Question

How do you solve \[3\left( 5j+2 \right)=2\left( 3j-6 \right)\]?

Answer 1

Hint: As we can see that the equation has only variables and constants in it, so it is a one-variable equation. The highest power of the variable j in this equation is one, this means that it is a linear equation in one variable. To solve this, we need to take all the terms having the variable j to the left side, and the constant to the right side. Also, to simplify this equation, we have to use the distributive property, the property states the expansion \[a\left( b+c \right)=ab+ac\].

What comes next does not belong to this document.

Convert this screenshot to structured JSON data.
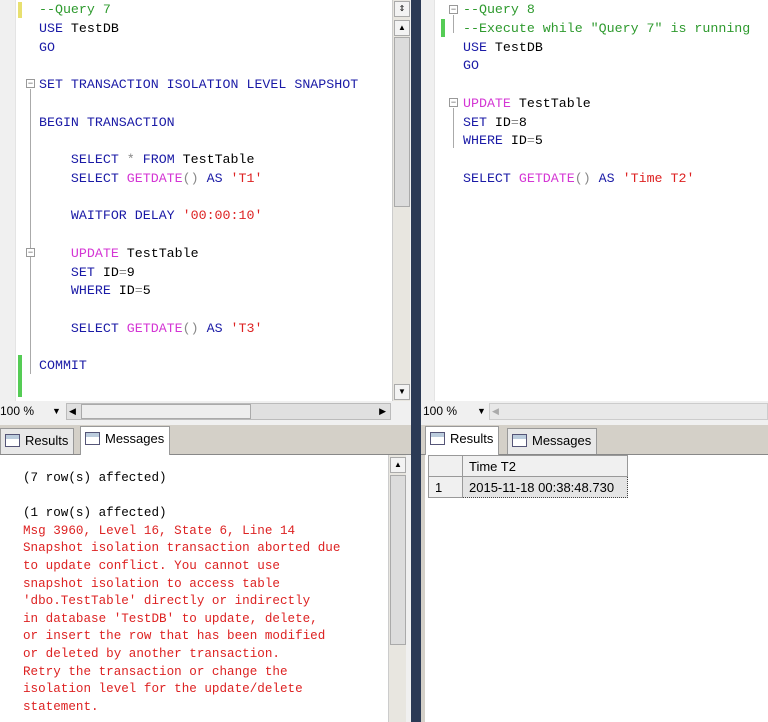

Complete step by step solution:
We are given the equation \[3\left( 5j+2 \right)=2\left( 3j-6 \right)\], we have to solve it. The highest power of the variable of the equation is 1, so the degree of the equation is also one. Hence, it is a linear equation. As we know to solve a linear equation, we have to take all the variable terms to one side of the equation and leave constants to the other side.
\[3\left( 5j+2 \right)=2\left( 3j-6 \right)\]
Simplifying the above expression using the distributive property, we get
\[\Rightarrow 15j+6=6j-12\]
Subtracting \[6j\] from both sides of above expression, we get
\[\begin{align}
  & \Rightarrow 9j+6=-12 \\
 & \Rightarrow 9j=-12-6=-18 \\
\end{align}\]
Dividing both sides of the above equation by 9, we get
\[\therefore j=-2\]
Hence, the solution of the given equation is \[j=-2\].

Note: We can check if the solution is correct or not by substituting the value we got in the equation. For the given equation, the left-hand side is \[3\left( 5j+2 \right)\], and the right-hand side is \[2\left( 3j-6 \right)\]. Substituting \[j=-2\] in both sides of the above equation, we get LHS as \[3\left( 5(-2)+2 \right)=3\left( -8 \right)=-24\], and \[RHS=2\left( 3(-2)-6 \right)=2(-12)=-24\]. As \[LHS=RHS\] the solution is correct.